Bring Low Sweet Harriet

As President Bush seems set to ‘re-launch’ his presidency after the fiasco of the hurricane response, the indictment of a key administration aid, and the ongoing arguments over foreign policy and the war, a few moments should be spent in remembering another casualty of the day: the unfortunate Ms Harriet Miers.

In hindsight, just about everyone thinks that nominating Harriet to the Supreme Court was the judicial equivalent of nominating the guy who wrote your DVD owners’ manual for a Nobel Prize in literature. The nominee must be a bit disappointed. A week ago she could imagine her name being written in the next edition of the History of the US Supreme Court. Now she can look forward to her name appearing on the answer side of a Trivial Pursuit card.

It’s not as if the administration did not try to get Ms Miers’ nomination approved. In attempting to improve her odds, the President argued that she ‘was the best person he could find’. As a result, Las Vegas changed the odds to 10,000-1 against President Bush finding the most colourful egg in next year’s Easter Egg hunt on the White House lawn. Vice President Cheney chimed in by saying ‘it’s not as if she is someone who just walked in off the street’. Although this was a ringing endorsement for the guys in the security booth at the end of the White House driveway, it seemed to lack the resonance the nominee clearly needed.

Further problems for Harriet came from the President’s own supporters. The Alpine wing of the Republican Party looked down from their journalistic heights and decided that she did not have the intellectual fire power to do the job. Conservative columnists noted her lack of judicial experience, the fact that she had made no speeches on important legal theory, and the absence of any written work more profound than a weekly grocery shopping list. Republican Arlen Spector noted that perhaps she should take a crash course in Constitutional issues. (Perhaps she could have enrolled in one of the crash courses being offered to about 20 million Iraqis.) Interviews with about 30 other senators resulted in a groundswell of drowsiness that was not very helpful.

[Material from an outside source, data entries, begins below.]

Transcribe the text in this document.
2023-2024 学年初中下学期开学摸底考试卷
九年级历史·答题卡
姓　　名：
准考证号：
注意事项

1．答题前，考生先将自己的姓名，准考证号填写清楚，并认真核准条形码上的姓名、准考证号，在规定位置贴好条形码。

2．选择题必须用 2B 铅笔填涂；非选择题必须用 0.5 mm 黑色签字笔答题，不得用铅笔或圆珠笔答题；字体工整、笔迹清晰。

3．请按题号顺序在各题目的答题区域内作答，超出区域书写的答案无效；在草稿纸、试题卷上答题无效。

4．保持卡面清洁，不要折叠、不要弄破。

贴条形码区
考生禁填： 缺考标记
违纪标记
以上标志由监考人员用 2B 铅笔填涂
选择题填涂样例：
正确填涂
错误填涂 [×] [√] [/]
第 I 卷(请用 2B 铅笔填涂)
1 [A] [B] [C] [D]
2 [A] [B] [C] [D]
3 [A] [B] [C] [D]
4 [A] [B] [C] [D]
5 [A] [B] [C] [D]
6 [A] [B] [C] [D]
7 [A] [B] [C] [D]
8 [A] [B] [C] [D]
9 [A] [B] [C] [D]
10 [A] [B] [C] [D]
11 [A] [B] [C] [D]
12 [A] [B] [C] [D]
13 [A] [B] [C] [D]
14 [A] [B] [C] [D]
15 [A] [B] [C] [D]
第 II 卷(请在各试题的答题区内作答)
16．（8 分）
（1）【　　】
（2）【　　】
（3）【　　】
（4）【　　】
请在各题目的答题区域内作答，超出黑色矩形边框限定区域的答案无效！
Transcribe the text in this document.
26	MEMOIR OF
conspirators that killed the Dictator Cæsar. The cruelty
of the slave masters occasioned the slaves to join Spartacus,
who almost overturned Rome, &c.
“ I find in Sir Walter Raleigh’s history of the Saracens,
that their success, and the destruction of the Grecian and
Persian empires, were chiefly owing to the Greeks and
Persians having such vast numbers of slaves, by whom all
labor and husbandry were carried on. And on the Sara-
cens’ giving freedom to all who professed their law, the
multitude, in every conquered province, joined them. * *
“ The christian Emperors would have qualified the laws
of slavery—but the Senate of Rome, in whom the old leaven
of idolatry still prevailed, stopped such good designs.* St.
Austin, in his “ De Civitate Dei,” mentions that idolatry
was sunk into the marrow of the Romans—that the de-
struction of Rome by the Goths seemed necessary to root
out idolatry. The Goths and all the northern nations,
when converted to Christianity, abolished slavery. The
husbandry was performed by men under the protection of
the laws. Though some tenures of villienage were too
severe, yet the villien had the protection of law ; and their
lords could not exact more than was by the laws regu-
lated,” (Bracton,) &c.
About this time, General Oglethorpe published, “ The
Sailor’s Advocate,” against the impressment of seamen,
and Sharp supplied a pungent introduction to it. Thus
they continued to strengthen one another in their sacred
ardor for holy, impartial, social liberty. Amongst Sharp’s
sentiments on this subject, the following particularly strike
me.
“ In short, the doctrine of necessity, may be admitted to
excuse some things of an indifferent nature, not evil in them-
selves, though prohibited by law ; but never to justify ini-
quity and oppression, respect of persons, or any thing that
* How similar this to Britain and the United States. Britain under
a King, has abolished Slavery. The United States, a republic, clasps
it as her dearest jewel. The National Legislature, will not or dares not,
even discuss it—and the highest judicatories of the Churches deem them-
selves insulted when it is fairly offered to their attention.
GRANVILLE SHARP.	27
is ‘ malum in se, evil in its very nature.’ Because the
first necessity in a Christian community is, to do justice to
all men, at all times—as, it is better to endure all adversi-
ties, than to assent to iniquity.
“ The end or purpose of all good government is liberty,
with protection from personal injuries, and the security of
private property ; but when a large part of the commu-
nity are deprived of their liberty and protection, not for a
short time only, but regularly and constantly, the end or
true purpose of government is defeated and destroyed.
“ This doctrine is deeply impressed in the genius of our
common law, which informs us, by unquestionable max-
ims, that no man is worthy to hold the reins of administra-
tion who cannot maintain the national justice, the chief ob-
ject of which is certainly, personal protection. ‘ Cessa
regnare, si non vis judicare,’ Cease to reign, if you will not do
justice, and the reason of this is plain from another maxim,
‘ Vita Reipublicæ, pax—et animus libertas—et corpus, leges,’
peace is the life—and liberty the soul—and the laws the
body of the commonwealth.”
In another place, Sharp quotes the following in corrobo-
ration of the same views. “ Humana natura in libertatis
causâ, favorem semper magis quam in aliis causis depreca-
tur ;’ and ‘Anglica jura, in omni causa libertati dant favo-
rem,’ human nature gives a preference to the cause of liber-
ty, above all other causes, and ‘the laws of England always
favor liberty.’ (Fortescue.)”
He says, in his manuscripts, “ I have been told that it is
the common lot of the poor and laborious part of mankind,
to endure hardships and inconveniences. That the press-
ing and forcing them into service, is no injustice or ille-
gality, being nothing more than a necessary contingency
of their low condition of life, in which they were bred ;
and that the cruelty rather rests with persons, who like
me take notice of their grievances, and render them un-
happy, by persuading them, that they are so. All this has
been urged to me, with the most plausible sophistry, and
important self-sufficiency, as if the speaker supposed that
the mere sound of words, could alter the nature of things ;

There was also a rebellion against W’s selection from the President’s powerful base –the Shiite Wing of the Republican Party. In order to reassure the fundamentalist mullahs of the far right, it was pointed out that Ms Miers was a loyal convert to the born-again movement and belonged to a very conservative Evangelical church. This was not particularly effective as no one could produce any documents that proved that she supported burning liberals at the stake or that she believed that the earth was created on August 13, 8003 BC – at 2:38 in the afternoon. Apparently a full immersion baptism on the steps of the Supreme Court was not considered to be in good taste.

Amidst all this turmoil, the opposition party was able to sit back and watch the bringing low of Sweet Harriet. The Sunni wing of the Democratic Party, led by Senators Kennedy, Durbin and Biden were able to maintain a detached silence and prepare for a bout of apoplexy over the next nominee. After all, to paraphrase a well worn Washington rule, why bring a donkey to a catfight when you can bring an elephant.


Blogger Abby Taylor said...

Welcome back!! And what a very good return post.

I'm ready to kick some Trivial Pursuit butt in 10 years.

8:28 PM  
Blogger Ken Grandlund said...

Nice to have you posting again.

As always, your sardonic wit illustrates the situation nicely.

3:09 PM  
Blogger birdwoman said...


Like my butchered french?!

Anyway, I'm one of those who believes this was a nefarious plot by W. He nominates the worst candidate he can get so everyone thinks the next one is sliced bread in comparison!